Other storm drainage structures, and water pressure shut off valves that had deteriorated over the years had to be discovered with cameras and pressure tests, and corrected before we could proceed.
Hotels require sprinklers, and sprinklers require minimum pressure. Maintaining that minimum pressure requires fire pumps, and most of the time very expensive emergency generators to run the pumps. Sure, there are ways to bypass the main disconnect, avoiding the generator, if the power is deemed “Reliable”, which it is not on the island. MRP provided creative alternatives to the Fire Marshal avoiding the extra expense, while keeping the property safe.
Speaking of safety, the site is in a very high lightning strike area, which is only exacerbated by the natural lightning rod of the high voltage lines. This was easily addressed with properly placed lightning protection.
Lighting levels are required to be very low on Hilton Head Island. So low, designers had to use special parking lot and pool lighting and careful spacing to meet the national code levels, but not exceed the island character parameters.
Project No. 2 up and ready…
The second hotel, a Marriott Springhill Suites (SHS), had many of the same hurdles as the Home 2 project. Both brands focused on their outdoor spaces, fire-pits, and grilling areas, which fit right into the pedestrian atmosphere in HHI. The building ran parallel and much closer to the power lines requiring us to shuffle the swimming pool from behind the building like the prototype, to the end of the building. The required restrooms and other features were shifted to provide a seamless operation.
Humidity was another factor that brought extra focus to these projects. Marriott requires the toilet exhaust to be replaced with conditioned air, piped all the way to each room, from the roof, forcing the balance of air by using diminishing duct sizes as you go, with certain back-draft dampers, etc. That ductwork takes up ceiling height that we did not have to spare considering the local height restrictions, requiring flatter/wider ducts with other challenges.
The Home 2 exhaust system is allowed to pump conditioned air into the hall, and have it drawn half the length of the hall and under the doorway, by varying the volume of exhaust in the suites.
There is as much art as there is science to balancing infiltration and other factors.
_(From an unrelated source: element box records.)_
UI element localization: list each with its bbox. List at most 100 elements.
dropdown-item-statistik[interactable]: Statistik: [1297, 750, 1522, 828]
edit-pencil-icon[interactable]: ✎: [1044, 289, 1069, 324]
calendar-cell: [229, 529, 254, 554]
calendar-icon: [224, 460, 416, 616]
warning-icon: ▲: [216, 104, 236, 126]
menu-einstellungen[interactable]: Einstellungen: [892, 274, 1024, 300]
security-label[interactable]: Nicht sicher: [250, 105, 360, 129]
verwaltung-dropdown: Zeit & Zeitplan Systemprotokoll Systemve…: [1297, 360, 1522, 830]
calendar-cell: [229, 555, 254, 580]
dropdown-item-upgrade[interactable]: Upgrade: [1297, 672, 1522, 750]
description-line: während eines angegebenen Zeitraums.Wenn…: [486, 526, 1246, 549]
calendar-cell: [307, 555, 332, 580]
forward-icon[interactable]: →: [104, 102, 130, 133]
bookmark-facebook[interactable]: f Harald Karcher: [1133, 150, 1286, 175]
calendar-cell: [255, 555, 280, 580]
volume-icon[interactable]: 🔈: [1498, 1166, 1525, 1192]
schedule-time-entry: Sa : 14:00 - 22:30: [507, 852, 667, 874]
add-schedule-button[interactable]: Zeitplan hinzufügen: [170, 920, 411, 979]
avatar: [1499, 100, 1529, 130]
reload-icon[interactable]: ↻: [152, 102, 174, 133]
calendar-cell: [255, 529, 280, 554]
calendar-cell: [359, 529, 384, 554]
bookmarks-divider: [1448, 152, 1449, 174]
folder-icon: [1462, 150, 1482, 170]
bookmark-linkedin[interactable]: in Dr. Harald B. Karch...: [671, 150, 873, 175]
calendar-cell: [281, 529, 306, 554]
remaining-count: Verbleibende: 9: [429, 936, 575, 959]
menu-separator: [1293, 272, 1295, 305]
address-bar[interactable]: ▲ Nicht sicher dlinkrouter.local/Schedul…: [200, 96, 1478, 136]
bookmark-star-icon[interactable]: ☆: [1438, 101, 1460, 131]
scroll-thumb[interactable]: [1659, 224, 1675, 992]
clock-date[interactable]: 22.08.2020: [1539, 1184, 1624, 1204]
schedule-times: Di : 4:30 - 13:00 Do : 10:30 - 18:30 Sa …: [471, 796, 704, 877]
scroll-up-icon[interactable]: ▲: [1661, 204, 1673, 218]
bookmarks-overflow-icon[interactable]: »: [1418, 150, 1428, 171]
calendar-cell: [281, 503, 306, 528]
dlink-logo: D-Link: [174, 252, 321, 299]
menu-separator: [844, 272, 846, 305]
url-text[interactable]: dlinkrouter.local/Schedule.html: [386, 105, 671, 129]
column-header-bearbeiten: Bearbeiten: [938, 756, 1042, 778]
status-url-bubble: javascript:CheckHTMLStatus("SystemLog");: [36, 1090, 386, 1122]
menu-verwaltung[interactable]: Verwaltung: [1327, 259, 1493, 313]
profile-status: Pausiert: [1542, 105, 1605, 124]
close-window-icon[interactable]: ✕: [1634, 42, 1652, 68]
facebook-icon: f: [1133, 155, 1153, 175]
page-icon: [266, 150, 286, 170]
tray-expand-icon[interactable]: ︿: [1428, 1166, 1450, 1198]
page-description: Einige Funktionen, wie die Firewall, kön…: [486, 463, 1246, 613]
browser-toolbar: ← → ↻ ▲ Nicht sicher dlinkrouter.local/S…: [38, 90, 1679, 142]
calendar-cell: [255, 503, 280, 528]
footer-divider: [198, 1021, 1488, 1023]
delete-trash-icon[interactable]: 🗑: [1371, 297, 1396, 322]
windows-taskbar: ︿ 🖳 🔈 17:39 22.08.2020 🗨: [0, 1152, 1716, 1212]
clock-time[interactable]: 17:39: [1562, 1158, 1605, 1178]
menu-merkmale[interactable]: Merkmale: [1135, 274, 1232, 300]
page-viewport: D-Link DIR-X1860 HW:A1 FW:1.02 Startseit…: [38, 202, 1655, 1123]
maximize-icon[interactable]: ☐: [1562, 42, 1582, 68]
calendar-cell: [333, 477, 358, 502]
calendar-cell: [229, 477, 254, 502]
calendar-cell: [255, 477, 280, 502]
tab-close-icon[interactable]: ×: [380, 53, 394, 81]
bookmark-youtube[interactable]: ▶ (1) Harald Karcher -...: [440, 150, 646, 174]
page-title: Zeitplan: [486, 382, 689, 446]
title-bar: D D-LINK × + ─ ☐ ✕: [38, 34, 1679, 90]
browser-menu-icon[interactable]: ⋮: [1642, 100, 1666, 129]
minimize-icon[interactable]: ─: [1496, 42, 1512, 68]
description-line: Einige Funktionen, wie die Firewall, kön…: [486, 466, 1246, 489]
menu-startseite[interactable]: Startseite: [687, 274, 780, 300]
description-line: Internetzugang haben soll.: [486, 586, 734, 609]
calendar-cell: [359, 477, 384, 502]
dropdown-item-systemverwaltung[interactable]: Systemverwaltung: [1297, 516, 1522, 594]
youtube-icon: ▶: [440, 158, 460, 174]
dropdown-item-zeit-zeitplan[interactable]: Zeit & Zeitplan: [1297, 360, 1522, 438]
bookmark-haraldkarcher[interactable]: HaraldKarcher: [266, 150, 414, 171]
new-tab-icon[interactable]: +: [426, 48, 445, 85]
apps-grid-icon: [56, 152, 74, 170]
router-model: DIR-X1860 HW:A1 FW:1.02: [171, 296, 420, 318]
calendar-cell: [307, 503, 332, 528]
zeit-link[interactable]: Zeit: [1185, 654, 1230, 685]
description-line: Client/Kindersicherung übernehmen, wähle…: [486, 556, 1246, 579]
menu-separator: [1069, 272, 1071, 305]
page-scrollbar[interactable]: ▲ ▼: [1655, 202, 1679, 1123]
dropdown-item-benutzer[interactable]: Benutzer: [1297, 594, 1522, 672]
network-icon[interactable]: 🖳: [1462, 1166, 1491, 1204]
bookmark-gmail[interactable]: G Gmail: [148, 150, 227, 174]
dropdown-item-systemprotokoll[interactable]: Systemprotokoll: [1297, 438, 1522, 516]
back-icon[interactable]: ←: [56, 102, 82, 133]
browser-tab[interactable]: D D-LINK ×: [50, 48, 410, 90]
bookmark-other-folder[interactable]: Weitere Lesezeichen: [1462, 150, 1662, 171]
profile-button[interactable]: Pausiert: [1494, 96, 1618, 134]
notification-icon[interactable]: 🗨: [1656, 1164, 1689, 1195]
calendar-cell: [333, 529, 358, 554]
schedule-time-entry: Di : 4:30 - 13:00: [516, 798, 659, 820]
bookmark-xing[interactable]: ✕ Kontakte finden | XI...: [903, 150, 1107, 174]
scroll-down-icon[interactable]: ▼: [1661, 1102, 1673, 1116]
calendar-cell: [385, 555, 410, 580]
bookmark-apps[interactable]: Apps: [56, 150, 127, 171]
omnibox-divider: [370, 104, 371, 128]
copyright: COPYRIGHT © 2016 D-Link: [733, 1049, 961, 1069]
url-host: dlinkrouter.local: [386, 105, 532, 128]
While we were building the Springhill Suites project, the H2 had already developed a moisture issue. A faulty Test and Balance Report had missed the fact that the rooftop toilet exhaust shaft fans had not been set as we required on the drawing, causing a negative pressure and sucking in humidity through the outside walls.
The fans were adjusted and the moisture cleaned up before it became a serious detriment to the building. You might think, if you exhaust enough humid air out of the building you are good, but you can exhaust too much.
The final buildings were so unlike the initial prototypes, with plantation shutters and other beautiful Design Board Review features sprinkled throughout the design, that MRP had to ask two franchisors for special consideration more than once.
In the end, the projects have become flagships for creative alternatives. For example, the H2 prototype “beacon” feature became a more muted lighthouse tower. The trick was giving the local Design Review Board the “feeling” they wanted without losing the hotel branding completely.
Hotels are on the way back after the latest downturn, and the industry is poised to meet the demand.
Tom Morgan is Director of Architecture for MRP. Over the past 31-plus years, MRP has completed more than 2,500 projects across the United States. Its team of NCARB certified architects are specialists in the design and development process, from preliminary interior and exterior layout design through detailed permit and construction drawings to construction administration.